We're officially four days from the start of the 2023-2024 school year. On August 28--my first day of inservice--I will have been a contracted teacher for:
*23 years, 13 days
*276 months, 13 days
*1201 weeks, 6 days
*8413 days
*201,912 hours
*12,114,720 minutes
*726,883,200 seconds
A lot has changed in all that time. More that I care to enumerate in a blog post if I'm being honest. And. . in the interest of honesty. . . some of the changes in the last 23 years have been necessary and long overdue. Of those, one of the most impactful and important, IMO, has been creating learning spaces that are more inclusively representative of the contemporary landscape of learners. As an ELA teacher it was nice to be able to blend other works into the curriculum outside of the, largely, dead-white-dude canon. As a reading interventionist, the LOOOOOOOOONG overdue realization that high school students who don't read at grade level need support has been a game changer. We might not be supporting all the students who need us (seriously. . . my building could use a few more of me), but we are also not ignoring the fact that they are there or--worse--blaming them for their learning gaps. Those two things, in my bubble of teaching, are the top of my "this is great" list. However, as with all things, there's a lot more going on than just my two pet passions. Other positive changes I've seen in the last 23ish years include:
*Increased offerings and respect for Tech.

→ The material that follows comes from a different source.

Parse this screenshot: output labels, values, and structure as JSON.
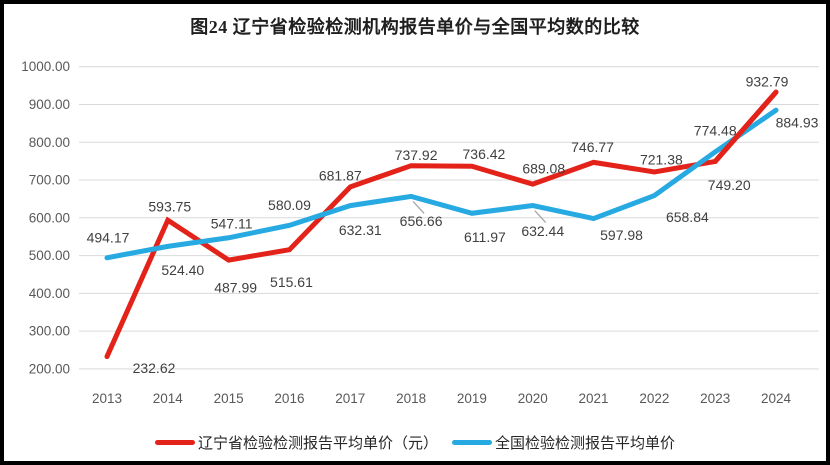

Ed. courses
*More opportunities for students to earn college credit before leaving HS
*Deeper understanding of brain science and HOW students learn
*More access to technology for all students regardless their SES
*Increased awareness and support of mental health issues that impact students
^^^Now. . . these are all good changes. I'm 100% on board with them. BUT (and there's always a "but") not all of the changes I'd like to see have come to pass. It is my hope that in the next however-many-years-I-keep-doing-this-job I will see these changes:
*A way to manage student disengagement that actually works (UGH. Phones. Double UGH.)
*A change (return?) toward trusting teachers with curricular decisions
*More legitimate offerings for non-traditionally-successful students
*A "cease-fire" in the "Reading Wars" where people stop their agenda-filled-profit-seeking jibber jabbering and actually start looking critically at both quantitative and qualitative research.
*A return in ELA to more reading and more writing.
*A magical thing where people stop referring to adolescents as "kiddos" They're teenagers--not toddlers.
I don't know if any of these things will happen. I know the lack of them is a constant irritation for me. . . and it's not an irritation that's creating a magical pearl either. I guess we'll just have to see where 23-24 takes us.
Buckle up, folks. School's about to be in session.